Instrumenting microservices
Instead of modifying the business logic of each microservice, we instead take advantage of the Aspect-oriented programming (AOP) approach supported by the Spring Boot framework, which allows us to treat telemetry as a cross-cutting concern.
We prefer the AspectJ approach as it allows you to compile the time-weaving of Aspects, which provides better runtime performance. The step we found extremely useful is to annotate service methods requiring: the capture of application-specific metrics; defining the Aspect class separately; defining the Pointcuts against the methods of interest; and then registering the meters in MeterRegistry from inside the Aspect code.
Annotate service business method: Service classes with annotation.
... @MonitoredService public boolean createMessage(String topic, BasicMessage basicMessages) { // business logic ... }
Monitoring package with Pointcuts defined: Aspect classes defining Pointcuts against methods of interest.

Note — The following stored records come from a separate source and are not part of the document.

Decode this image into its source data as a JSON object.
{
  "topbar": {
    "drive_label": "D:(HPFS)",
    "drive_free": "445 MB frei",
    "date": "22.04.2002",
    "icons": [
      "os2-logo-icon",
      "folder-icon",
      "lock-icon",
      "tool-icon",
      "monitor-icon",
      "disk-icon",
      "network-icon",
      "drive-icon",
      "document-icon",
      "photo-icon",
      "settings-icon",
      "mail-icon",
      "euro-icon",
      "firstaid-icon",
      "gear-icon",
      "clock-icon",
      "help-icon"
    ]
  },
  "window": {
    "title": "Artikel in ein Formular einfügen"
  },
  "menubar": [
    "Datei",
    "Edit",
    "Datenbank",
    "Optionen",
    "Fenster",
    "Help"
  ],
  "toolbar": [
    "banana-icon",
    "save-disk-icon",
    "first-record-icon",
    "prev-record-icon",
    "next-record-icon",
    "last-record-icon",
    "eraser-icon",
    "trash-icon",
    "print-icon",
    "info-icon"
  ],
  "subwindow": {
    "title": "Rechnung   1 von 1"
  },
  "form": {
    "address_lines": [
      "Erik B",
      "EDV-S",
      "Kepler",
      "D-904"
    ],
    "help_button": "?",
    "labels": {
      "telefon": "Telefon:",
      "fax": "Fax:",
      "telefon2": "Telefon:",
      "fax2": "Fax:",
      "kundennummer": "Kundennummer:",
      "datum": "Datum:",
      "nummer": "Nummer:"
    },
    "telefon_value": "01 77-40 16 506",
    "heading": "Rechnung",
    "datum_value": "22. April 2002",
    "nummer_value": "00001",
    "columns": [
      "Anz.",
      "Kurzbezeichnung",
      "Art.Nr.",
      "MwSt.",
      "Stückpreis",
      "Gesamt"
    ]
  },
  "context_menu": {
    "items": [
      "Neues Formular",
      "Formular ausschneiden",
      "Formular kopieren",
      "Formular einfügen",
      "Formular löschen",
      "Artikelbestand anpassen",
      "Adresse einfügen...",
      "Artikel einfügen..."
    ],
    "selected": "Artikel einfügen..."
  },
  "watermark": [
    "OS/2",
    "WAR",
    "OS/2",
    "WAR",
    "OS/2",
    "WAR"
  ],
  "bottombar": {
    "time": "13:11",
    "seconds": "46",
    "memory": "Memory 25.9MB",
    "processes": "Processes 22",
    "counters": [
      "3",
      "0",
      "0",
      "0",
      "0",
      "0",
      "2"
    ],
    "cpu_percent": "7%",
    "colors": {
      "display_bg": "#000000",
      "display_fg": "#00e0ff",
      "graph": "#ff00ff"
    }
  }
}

@Aspect @Component public class GatewayServiceAspect { @Autowired private MeterRegistry meterRegistry; public static GatewayServiceAspect aspectOf() { return SpringApplicationContextHolder.getApplicationContext() .getBean(GatewayServiceAspect.class); } // Define Point Cut for business methods from the service class @Pointcut("@annotation(MonitoredService) && execution(* com.messages.EntityMessagesExecutor.createMessage(String, BasicMessage)) && args(topic,basicMessage)") public void metricsPointcut(String topic, BasicMessage basicMessage) { } // Define the metric based on the After trigger for the PointCut method // Using Meter registry, increment the counter for a specific case defined by labels // like specific K8S POD instance, K8S deployment name, Tenant/Customer Id etc @After("metricsPointcut(topic, basicMessage)") public void recordMessageCount(JoinPoint jp,String topic, BassicMessage basicMessage) { Counter metrics_messages = meterRegistry.counter ("gateway_message_received_count", "instance",”<instance-name>”, "deployment_type", ”<deploy-type>”, "tenant-id", “<tenant-id>”, "message_type", “<message-type>”); metrics_messages.increment(); } // Define the metric based on any exception thrown by the PointCut method @AfterThrowing(value = "metricsPointcut( topic, basicMessage)", throwing = "ex") public void catchCreateMesageException (Exception ex, String topic, BasicMessage basicMessage) { Counter gateway_metrics_processing_error_count = meterRegistry.counter( "gateway_message_exception_count", "instance","instance", ”<instance-name>”, "deployment_type",”<deploy-type>”, "tenant-id" , “<tenant-id>”,"message_type", “<message-type>”); } }
Using this development pattern keeps a microservice’s business logic clean by simultaneously providing access to the internal structures of the microservice code to enable capture of much deeper levels of application metrics. The approach also eliminates the need to maintain your own collections and caches for counting and averaging, since Micrometer already does that quite reliably.
Conclusion
By leveraging a built-in and widely used telemetry framework like Spring Boot Actuator, you can expose basic Java Management Extensions (JMX) metrics and application-specific metrics easily, with minimal overhead on application developers. By combining this approach with AOP and following the patterns described above, you can keep business logic code clean and easily and efficiently keep telemetry responsibility separate. Using the Spring Boot Actuator supplemented by AspectJ enables you to incrementally satisfy telemetry needs across various large-scale application microservices and still maintain agility in development processes.